A Book Review . . . How Law Is Actually Made

By JUDE DOUGHERTY

Vermeule, Adrian. Law’s Abnegation: From Law’s Empire to the Administrative State. Cambridge, Mass.: Harvard University Press, 2016. 254 pp.

“Law’s Empire” of the subtitle is a reference to Ronald Dworkin’s influential 1986 treatise, Law’s Empire. Adrian Vermeule, a professor of law, acknowledges Dworkin to be one of the great legal scholars of the 20th century, yet accuses him of ignoring a major drift in contemporary law.

With considerable evidence, he maintains that Dworkin missed the impact that the creation of multiple federal agencies has had on case law. Dworkin, he says, assumed law’s integrity, that is, a strict division of powers between the legislative, the judiciary, and the administrative branches of government, a division which gave the legislature sole control over the making of law.

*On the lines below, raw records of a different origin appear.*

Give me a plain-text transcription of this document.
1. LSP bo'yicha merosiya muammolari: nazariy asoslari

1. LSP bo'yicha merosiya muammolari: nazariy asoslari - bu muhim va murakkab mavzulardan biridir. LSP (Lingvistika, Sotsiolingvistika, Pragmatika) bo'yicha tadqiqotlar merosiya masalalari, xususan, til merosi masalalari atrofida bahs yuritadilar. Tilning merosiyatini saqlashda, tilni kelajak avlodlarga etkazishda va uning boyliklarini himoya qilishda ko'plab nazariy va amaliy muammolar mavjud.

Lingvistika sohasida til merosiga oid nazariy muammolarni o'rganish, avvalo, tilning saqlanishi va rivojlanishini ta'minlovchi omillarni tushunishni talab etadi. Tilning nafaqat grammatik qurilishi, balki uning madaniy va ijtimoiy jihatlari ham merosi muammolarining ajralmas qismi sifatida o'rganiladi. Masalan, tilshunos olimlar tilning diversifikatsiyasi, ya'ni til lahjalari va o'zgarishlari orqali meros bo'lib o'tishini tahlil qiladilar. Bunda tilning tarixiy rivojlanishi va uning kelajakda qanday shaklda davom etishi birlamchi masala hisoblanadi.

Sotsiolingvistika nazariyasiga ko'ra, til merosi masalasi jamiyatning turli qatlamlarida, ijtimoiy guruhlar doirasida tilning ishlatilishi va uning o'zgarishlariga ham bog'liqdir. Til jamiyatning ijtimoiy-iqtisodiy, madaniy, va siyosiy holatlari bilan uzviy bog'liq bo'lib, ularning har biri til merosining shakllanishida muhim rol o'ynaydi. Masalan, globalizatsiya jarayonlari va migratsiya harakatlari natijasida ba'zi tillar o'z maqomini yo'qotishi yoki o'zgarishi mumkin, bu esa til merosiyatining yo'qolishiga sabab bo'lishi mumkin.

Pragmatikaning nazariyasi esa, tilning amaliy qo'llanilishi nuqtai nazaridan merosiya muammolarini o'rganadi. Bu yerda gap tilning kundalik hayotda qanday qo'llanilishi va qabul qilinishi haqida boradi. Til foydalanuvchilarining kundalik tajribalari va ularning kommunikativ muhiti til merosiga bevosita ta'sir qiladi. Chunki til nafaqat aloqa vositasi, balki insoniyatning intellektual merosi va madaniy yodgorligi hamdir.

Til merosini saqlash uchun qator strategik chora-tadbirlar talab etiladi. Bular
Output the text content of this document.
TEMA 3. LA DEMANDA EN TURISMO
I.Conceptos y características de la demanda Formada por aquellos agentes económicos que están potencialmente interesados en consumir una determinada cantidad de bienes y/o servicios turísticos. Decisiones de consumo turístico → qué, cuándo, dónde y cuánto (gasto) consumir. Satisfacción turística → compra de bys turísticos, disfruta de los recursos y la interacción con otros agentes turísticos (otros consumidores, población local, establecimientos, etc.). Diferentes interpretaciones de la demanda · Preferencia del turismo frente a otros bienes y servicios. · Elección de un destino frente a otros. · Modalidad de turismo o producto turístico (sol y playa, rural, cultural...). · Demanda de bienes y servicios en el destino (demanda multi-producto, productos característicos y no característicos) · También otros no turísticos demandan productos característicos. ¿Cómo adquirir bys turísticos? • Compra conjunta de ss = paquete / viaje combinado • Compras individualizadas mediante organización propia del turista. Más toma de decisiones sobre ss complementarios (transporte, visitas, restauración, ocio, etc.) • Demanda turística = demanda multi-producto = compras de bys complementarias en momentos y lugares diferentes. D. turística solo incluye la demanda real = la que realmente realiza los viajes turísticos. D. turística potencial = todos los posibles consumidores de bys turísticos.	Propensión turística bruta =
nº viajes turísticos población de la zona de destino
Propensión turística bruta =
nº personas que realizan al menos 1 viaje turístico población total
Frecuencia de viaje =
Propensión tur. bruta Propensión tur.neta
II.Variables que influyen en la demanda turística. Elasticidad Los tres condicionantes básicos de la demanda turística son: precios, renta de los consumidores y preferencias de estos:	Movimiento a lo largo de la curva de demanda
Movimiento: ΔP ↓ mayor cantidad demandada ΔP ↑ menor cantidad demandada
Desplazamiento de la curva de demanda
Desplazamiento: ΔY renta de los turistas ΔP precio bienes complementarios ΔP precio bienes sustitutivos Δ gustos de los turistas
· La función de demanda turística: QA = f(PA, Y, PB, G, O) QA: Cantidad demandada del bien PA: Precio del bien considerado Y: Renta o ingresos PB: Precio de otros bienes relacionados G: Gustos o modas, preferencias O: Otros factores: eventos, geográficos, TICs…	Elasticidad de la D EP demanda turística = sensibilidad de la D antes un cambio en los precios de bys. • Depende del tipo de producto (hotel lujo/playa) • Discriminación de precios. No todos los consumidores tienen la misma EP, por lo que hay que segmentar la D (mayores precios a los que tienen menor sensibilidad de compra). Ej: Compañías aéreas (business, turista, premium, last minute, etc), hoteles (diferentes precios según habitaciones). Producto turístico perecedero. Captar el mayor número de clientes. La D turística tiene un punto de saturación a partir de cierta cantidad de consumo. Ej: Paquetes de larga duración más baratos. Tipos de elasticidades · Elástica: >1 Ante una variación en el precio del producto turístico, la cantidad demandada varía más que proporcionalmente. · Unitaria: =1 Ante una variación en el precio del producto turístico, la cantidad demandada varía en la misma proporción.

Vermeule is convinced that we have not had such an institutional structure for decades. He shows that since 1932 there has been in the making of law a steady deference to administrative bodies. Law has, in effect, deposed itself. Most federal courts in the post-New Deal period allowed Congress to delegate its lawmaking powers to the administrative state.

The creation of the Federal Security Agency in 1939 during the Roosevelt administration is a prime example of a transfer of power from the legislative branch to the executive branch of government. That, and the creation of other federal agencies, has brought a dramatic change in the way the nation is governed.

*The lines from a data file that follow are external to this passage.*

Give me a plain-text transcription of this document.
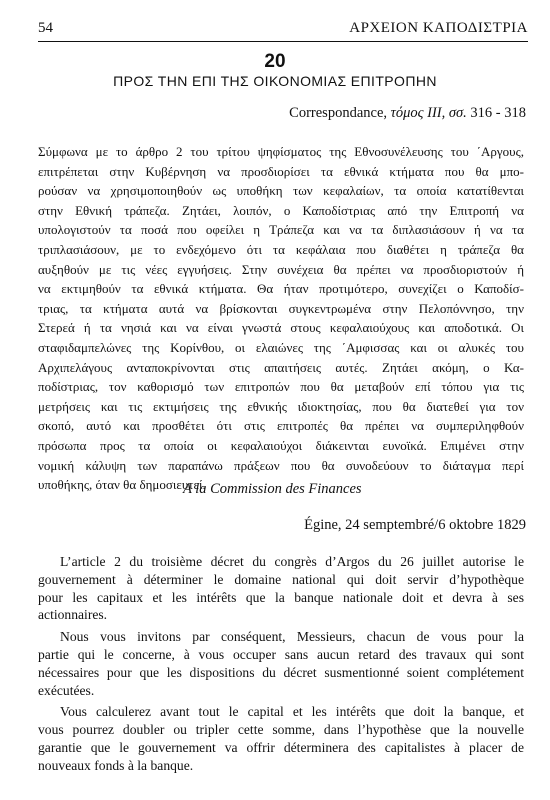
54	ΑΡΧΕΙΟΝ ΚΑΠΟΔΙΣΤΡΙΑ
20
ΠΡΟΣ ΤΗΝ ΕΠΙ ΤΗΣ ΟΙΚΟΝΟΜΙΑΣ ΕΠΙΤΡΟΠΗΝ
Correspondance, τόμος III, σσ. 316 - 318
Σύμφωνα με το άρθρο 2 του τρίτου ψηφίσματος της Εθνοσυνέλευσης του ΄Αργους,
επιτρέπεται στην Κυβέρνηση να προσδιορίσει τα εθνικά κτήματα που θα μπο-
ρούσαν να χρησιμοποιηθούν ως υποθήκη των κεφαλαίων, τα οποία κατατίθενται
στην Εθνική τράπεζα. Ζητάει, λοιπόν, ο Καποδίστριας από την Επιτροπή να
υπολογιστούν τα ποσά που οφείλει η Τράπεζα και να τα διπλασιάσουν ή να τα
τριπλασιάσουν, με το ενδεχόμενο ότι τα κεφάλαια που διαθέτει η τράπεζα θα
αυξηθούν με τις νέες εγγυήσεις. Στην συνέχεια θα πρέπει να προσδιοριστούν ή
να εκτιμηθούν τα εθνικά κτήματα. Θα ήταν προτιμότερο, συνεχίζει ο Καποδίσ-
τριας, τα κτήματα αυτά να βρίσκονται συγκεντρωμένα στην Πελοπόννησο, την
Στερεά ή τα νησιά και να είναι γνωστά στους κεφαλαιούχους και αποδοτικά. Οι
σταφιδαμπελώνες της Κορίνθου, οι ελαιώνες της ΄Αμφισσας και οι αλυκές του
Αρχιπελάγους ανταποκρίνονται στις απαιτήσεις αυτές. Ζητάει ακόμη, ο Κα-
ποδίστριας, τον καθορισμό των επιτροπών που θα μεταβούν επί τόπου για τις
μετρήσεις και τις εκτιμήσεις της εθνικής ιδιοκτησίας, που θα διατεθεί για τον
σκοπό, αυτό και προσθέτει ότι στις επιτροπές θα πρέπει να συμπεριληφθούν
πρόσωπα προς τα οποία οι κεφαλαιούχοι διάκεινται ευνοϊκά. Επιμένει στην
νομική κάλυψη των παραπάνω πράξεων που θα συνοδεύουν το διάταγμα περί
υποθήκης, όταν θα δημοσιευτεί.
A la Commission des Finances
Égine, 24 semptembré/6 oktobre 1829
L’article 2 du troisième décret du congrès d’Argos du 26 juillet autorise le
gouvernement à déterminer le domaine national qui doit servir d’hypothèque
pour les capitaux et les intérêts que la banque nationale doit et devra à ses
actionnaires.
Nous vous invitons par conséquent, Messieurs, chacun de vous pour la
partie qui le concerne, à vous occuper sans aucun retard des travaux qui sont
nécessaires pour que les dispositions du décret susmentionné soient complétement
exécutées.
Vous calculerez avant tout le capital et les intérêts que doit la banque, et
vous pourrez doubler ou tripler cette somme, dans l’hypothèse que la nouvelle
garantie que le gouvernement va offrir déterminera des capitalistes à placer de
nouveaux fonds à la banque.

The expansion of what Vermeule calls “the regulative state” has shifted power from the states to the federal government. In his judgment, this shift amounts to a rejection of the checks and balances established by the U.S. Constitution in favor of independent and isolated regulatory agencies. Today most federal law is made, interpreted, and enforced by faceless, unaccountable federal bureaucrats.

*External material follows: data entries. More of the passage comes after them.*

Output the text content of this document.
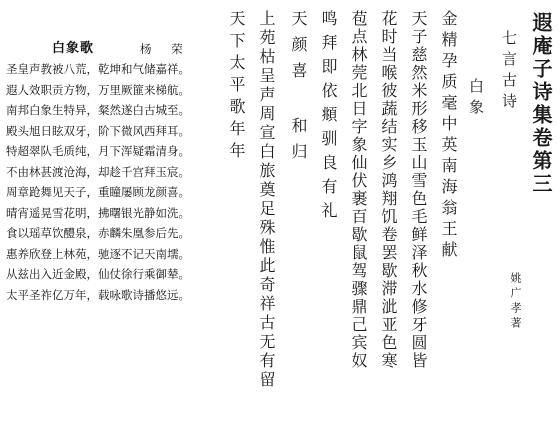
白象歌	杨 荣
圣皇声教被八荒，乾坤和气储嘉祥。
遐人效职贡方物，万里厥篚来梯航。
南邦白象生特异，粲然遂白古城至。
殿头旭日眩双牙，阶下微风西拜耳。
特超翠队毛质纯，月下浑疑霜清身。
不由林甚渡沧海，却趁千宫拜玉宸。
周章跄舞见天子，重瞳屡顾龙颜喜。
晴宵遥晃雪花明，拂曙银光静如洗。
食以瑶草饮醴泉，赤麟朱凰参后先。
惠养欣登上林苑，驰逐不记天南壖。
从兹出入近金殿，仙仗徐行乘御辇。
太平圣祚亿万年，载咏歌诗播悠远。
遐庵子诗集卷第三
七言古诗
白象
金精孕质毫中英南海翁王献
天子慈然米形移玉山雪色毛鲜泽秋水修牙圆皆
花时当喉彼蔬结实乡鸿翔饥卷罢歇滞泚亚色寒
苞点林莞北日字象仙伏裹百歇鼠驾骤鼎己宾奴
鸣拜即依頫驯良有礼
天颜喜 和归
上苑枯呈声周宣白旅奠足殊惟此奇祥古无有留
天下太平歌年年
姚广孝著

In the interpretation of law, judges still possess nominal supremacy, but they have voluntarily ceded power. Under pressure brought by very complex cases, judges have become convinced that administrators should have a broad leeway to set policy, to determine facts, to interpret ambiguous statutes, and even, in what Vermeule calls “an intolerable front to the legal mind,” to determine boundaries of the agency’s own jurisdiction, in effect acting as judges in their own cases.

Bertrand de Jouvenel, the French political philosopher, in the early years of the Roosevelt administration saw the danger of endowing a single agency with legislative, judicial, and administrative authority. On that subject his 1949 book, On Power, remains relevant.

Whereas courts must take the consequences of their decisions into account when ruling, as Vermeule points out, agencies interpreting law are empowered to choose which of several competing policies to honor, and how much weight to attach to principles. If the agency’s judgment is challenged, judicial review amounts only to the determination of whether the administrative agency has clearly gone beyond the outer bounds of the defensible.

Most federal courts defer to agency interpretations of statutes. It is assumed that Congress in granting authority to administrative agencies intended to delegate the task of interpretation to them. This is what has allowed Washington, through the action of its many administrative agencies, to regulate nearly every aspect of citizens’ lives. Such delegation, it is claimed, is reasonable given that the present 535 members of Congress could not have had the time or resources to do it through legislation.

In Vermeule’s judgment, the history and logic of U.S. administrative law suggest that Dworkin’s classical concept of law cannot coexist with the administrative state. But then he modifies that judgment: “This is not to say that law enforced by courts and the administrative state cannot coexist at all, just that they cannot simultaneously be paramount.”

Law’s Abnegation is supported by Adrian Vermeule’s extensive research. He cites 60 cases that he has examined in formulating his argument. An important catalyst in the “law’s” surrender is federal court rulings in cases brought by the Natural Resources Defense Council. Few readers will have followed or remember Chevron USA v. Natural Resources Defense Council, City of Arlington v. FDC, or Vermont Nuclear Power Corp. v. FDC. In ease case the court recognized the authority of executive action on the part of a federal agency.

Given the dozens of federal agencies with administrative power to determine what the law is and to enforce it, and given the ideological split in the nation as a whole, it is no wonder that the recent presidential election was highly contested. The president’s power to appoint agency leaders contributes in a large measure to his ability to govern.

Law’s Abnegation is a timely reminder of how law is actually made in spite of a constitutional separation of powers.